Tuesday, November 22, 2011
48th Anniversary of the Assassination of President John F. Kennedy
Today marks the 48th anniversary of one of the most tragic events to take place in the United States -- the assassination of President John F. Kennedy, the thirty-fifth President of the United States. The president was assassinated at 12:30 p.m. Central Standard Time on Friday, November 22, 1963, in Dealey Plaza, Dallas, Texas. Kennedy was fatally shot while traveling with his wife Jacqueline, Texas governor John Connally, and Connally's wife, Nellie, in a Presidential motorcade. A ten-month investigation by the Warren Commission, 1963–1964, concluded that the President was assassinated by Lee Harvey Oswald acting alone and that Jack Ruby acted alone when he killed Oswald before he could stand trial. Conspiracy theories have abounded in the ensuing years.

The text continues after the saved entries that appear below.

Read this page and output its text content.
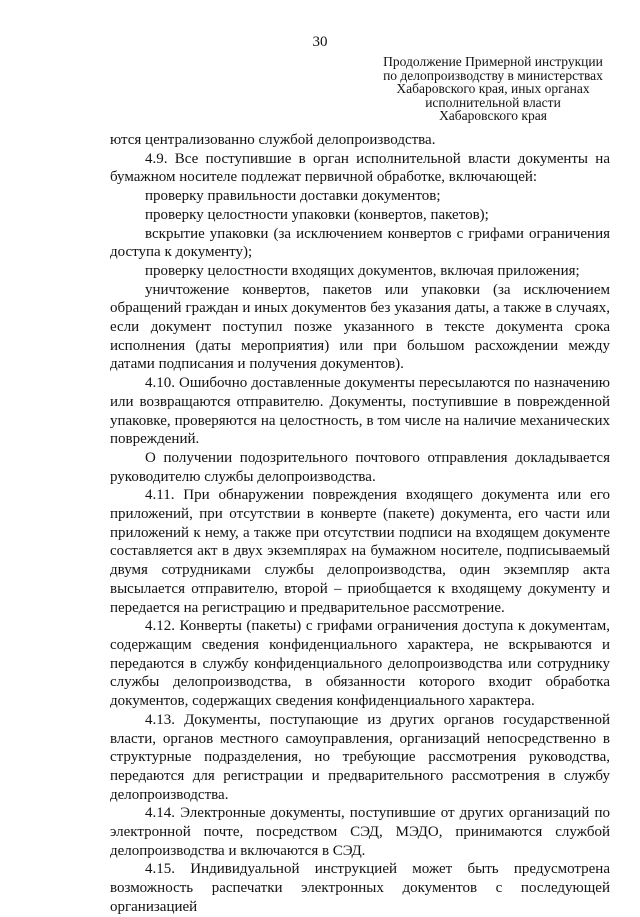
30
Продолжение Примерной инструкции
по делопроизводству в министерствах
Хабаровского края, иных органах
исполнительной власти
Хабаровского края

ются централизованно службой делопроизводства.

4.9. Все поступившие в орган исполнительной власти документы на бумажном носителе подлежат первичной обработке, включающей:

проверку правильности доставки документов;

проверку целостности упаковки (конвертов, пакетов);

вскрытие упаковки (за исключением конвертов с грифами ограничения доступа к документу);

проверку целостности входящих документов, включая приложения;

уничтожение конвертов, пакетов или упаковки (за исключением обращений граждан и иных документов без указания даты, а также в случаях, если документ поступил позже указанного в тексте документа срока исполнения (даты мероприятия) или при большом расхождении между датами подписания и получения документов).

4.10. Ошибочно доставленные документы пересылаются по назначению или возвращаются отправителю. Документы, поступившие в поврежденной упаковке, проверяются на целостность, в том числе на наличие механических повреждений.

О получении подозрительного почтового отправления докладывается руководителю службы делопроизводства.

4.11. При обнаружении повреждения входящего документа или его приложений, при отсутствии в конверте (пакете) документа, его части или приложений к нему, а также при отсутствии подписи на входящем документе составляется акт в двух экземплярах на бумажном носителе, подписываемый двумя сотрудниками службы делопроизводства, один экземпляр акта высылается отправителю, второй – приобщается к входящему документу и передается на регистрацию и предварительное рассмотрение.

4.12. Конверты (пакеты) с грифами ограничения доступа к документам, содержащим сведения конфиденциального характера, не вскрываются и передаются в службу конфиденциального делопроизводства или сотруднику службы делопроизводства, в обязанности которого входит обработка документов, содержащих сведения конфиденциального характера.

4.13. Документы, поступающие из других органов государственной власти, органов местного самоуправления, организаций непосредственно в структурные подразделения, но требующие рассмотрения руководства, передаются для регистрации и предварительного рассмотрения в службу делопроизводства.

4.14. Электронные документы, поступившие от других организаций по электронной почте, посредством СЭД, МЭДО, принимаются службой делопроизводства и включаются в СЭД.

4.15. Индивидуальной инструкцией может быть предусмотрена возможность распечатки электронных документов с последующей организацией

I was a freshman in high school that fall of 1963. I had come home from school for lunch when the first bulletins about the shooting came on TV. I knew that the president had been shot at but did not know he had died until I got back to school. I remember that weekend just as vividly as if it happened just yesterday. Friday, November 22 in Central Illinois was a cold, rainy, and gloomy day. School let out early and we went to church for a prayer service that evening. We were glued to the TV set the whole weekend. And on Monday we had another church service in the morning before the Kennedy funeral began. It was a very sad time.